The problem is that there aren’t any used fermenters on the market, and since they apparently never wear out, there’s no incentive to buy them new. So Big Sky can’t just make more beer. Instead of 100 percent growth, Nabozney says the company will produce about 20 percent more beer this year than last.

Over the past few years, Big Sky has expanded from Minnesota to Oregon and up to Alaska. The company has become a heat seeker on the small brewer Top 50 chart, debuting in 2002 as the 47th largest craft brewery in America in terms of production. Nabozney hopes the new packaging will push the company higher up the ladder. While not on the same field as Budweiser or Coors, Big Sky plays in the brewing equivalent of the farm leagues, alongside craft brewers including Sierra Nevada, Samuel Adams, and Big Sky’s role model New Belgium.

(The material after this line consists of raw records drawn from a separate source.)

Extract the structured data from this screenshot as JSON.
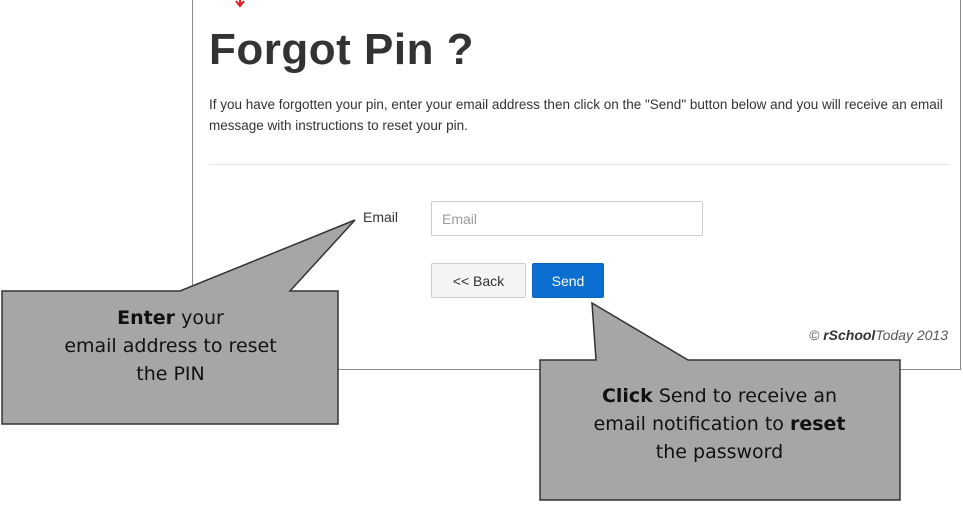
{
  "page": {
    "title": "Forgot Pin ?",
    "description": "If you have forgotten your pin, enter your email address then click on the \"Send\" button below and you will receive an email message with instructions to reset your pin."
  },
  "form": {
    "email_label": "Email",
    "email_placeholder": "Email",
    "email_value": "",
    "back_label": "<< Back",
    "send_label": "Send"
  },
  "footer": {
    "copyright": "©",
    "brand_bold": "rSchool",
    "brand_rest": "Today 2013"
  },
  "callouts": {
    "left": {
      "bold": "Enter",
      "text_1": "your",
      "text_2": "email address to reset",
      "text_3": "the PIN"
    },
    "right": {
      "bold_1": "Click",
      "text_1": "Send to receive an",
      "text_2": "email notification to",
      "bold_2": "reset",
      "text_3": "the password"
    }
  },
  "colors": {
    "send_button": "#0a6fd1",
    "callout_fill": "#a6a6a6",
    "pointer_marker": "#e02020"
  },
  "icons": {
    "pointer": "red-arrow-marker-icon"
  }
}
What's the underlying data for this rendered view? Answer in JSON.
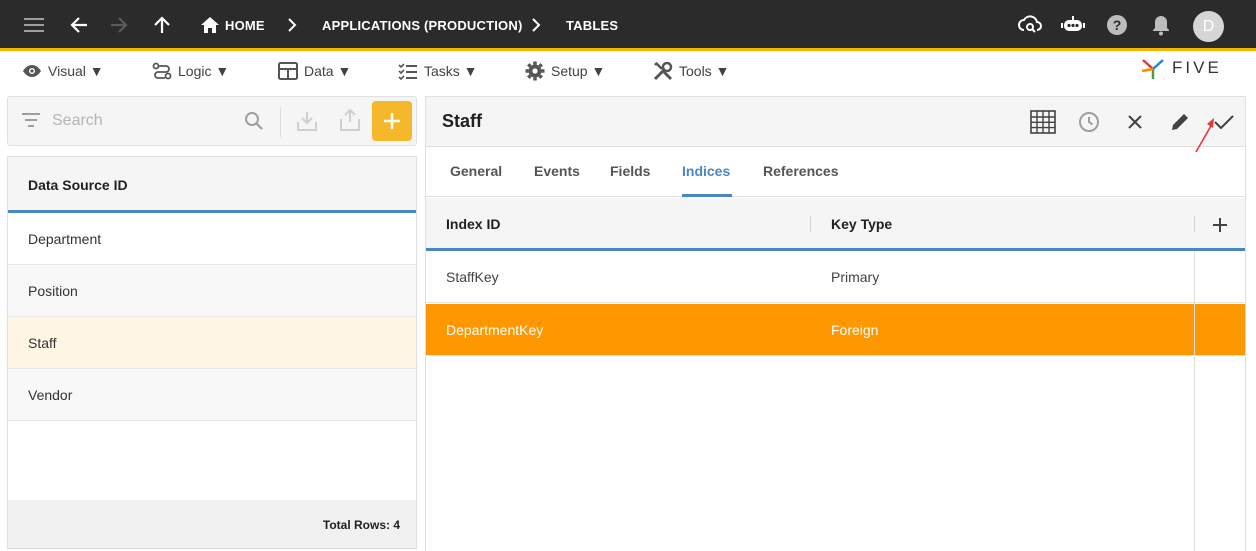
{
  "topbar": {
    "breadcrumbs": [
      "HOME",
      "APPLICATIONS (PRODUCTION)",
      "TABLES"
    ],
    "avatar_initial": "D",
    "icons": [
      "menu-icon",
      "back-arrow-icon",
      "forward-arrow-icon",
      "up-arrow-icon",
      "home-icon",
      "chevron-right-icon",
      "cloud-search-icon",
      "chat-bot-icon",
      "help-icon",
      "bell-icon"
    ]
  },
  "menubar": {
    "items": [
      {
        "label": "Visual ▼",
        "icon": "eye-icon"
      },
      {
        "label": "Logic ▼",
        "icon": "flow-icon"
      },
      {
        "label": "Data ▼",
        "icon": "table-icon"
      },
      {
        "label": "Tasks ▼",
        "icon": "checklist-icon"
      },
      {
        "label": "Setup ▼",
        "icon": "gear-icon"
      },
      {
        "label": "Tools ▼",
        "icon": "tools-icon"
      }
    ],
    "brand": "FIVE"
  },
  "left": {
    "search_placeholder": "Search",
    "column_header": "Data Source ID",
    "rows": [
      "Department",
      "Position",
      "Staff",
      "Vendor"
    ],
    "selected_row": "Staff",
    "footer": "Total Rows: 4"
  },
  "right": {
    "title": "Staff",
    "tabs": [
      "General",
      "Events",
      "Fields",
      "Indices",
      "References"
    ],
    "active_tab": "Indices",
    "columns": [
      "Index ID",
      "Key Type"
    ],
    "rows": [
      {
        "index_id": "StaffKey",
        "key_type": "Primary"
      },
      {
        "index_id": "DepartmentKey",
        "key_type": "Foreign"
      }
    ],
    "highlight_row": "DepartmentKey"
  },
  "colors": {
    "accent": "#f4b400",
    "tab_active": "#4a86c6",
    "row_highlight": "#ff9800",
    "add_button": "#f6b82b",
    "topbar": "#2b2b2b"
  }
}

New Belgium, based in Fort Collins, Colo., knows that Big Sky is just a few years off their heels, but isn’t concerned.

“We like the smaller breweries,” says New Belgium Marketing Director Greg Owsley. “We like small regional brands, because in a sense that’s all we are. And we need each other to build the overall craft beer story.”

That story is based on the idea that people who drink Moose Drool or Fat Tire won’t settle for a Bud when visiting friends on Cape Cod. Instead, they’ll be more likely to buy a microbrew, even if they’ve never heard of it, and even, or perhaps especially, if it comes in an aluminum bottle.

As strange as Big Sky’s new bottles look in the camping chair cup holder, they won’t be unique in the American market forever. Later this year, Heineken will unveil a limited edition aluminum bottle known as “H2.” Pitched toward the twentysomething beer drinker, the H2 will appear in nightclubs in New York, Miami and Boston. Frankly, no one at Big Sky is worried about the H2. Even with the popularity of imports increasing generally, Heineken’s market share is decreasing. Nabozney attributes the decline to the rise of craft beers—the industry term for microbrews. Big Sky is growing, he says, by moving into bigger markets and whittling market share away from imports like Heineken, Guinness and Bass.

“We’re aiming at different people than, say, Heineken,” says Nabozney. “We’re aiming at outdoorsy people, they’re aiming at the club scene. Being in Montana, we need to accommodate the outdoorsy folks.”

But Big Sky’s bottles aren’t designed just to catch the eyes of mountain men. As opposed to glass, they won’t clog up the landfill because they’re recyclable (even though the company forgot to put the recycling symbol on the Moose Drool bottles), and they won’t shatter when they go overboard.

“With the lack of [glass] recycling in Missoula, it’s an issue close to all our hearts,” says Nabozney. “We want to be an environmentally friendly company.”

In Missoula, a lot of outdoor drinking is done in, on or around the Blackfoot. Nabozney says that his brainchild will never be the beer of choice while floating or fishing, but he hopes people take advantage of the fact that they can now enjoy a couple of craft beers before loading up the party tube with schwag.

“What I hope people will do is grab a case of PBR and a couple of mine,” he says. “I don’t see this as ever being more than five percent of our sales.”

Not to say that Nabozney discourages customers from foregoing the PBR entirely and loading up a milk crate (or party tube) with six, 12 or 24 of his shiny new bottles. If, that is, they can find a store that’s not already sold out.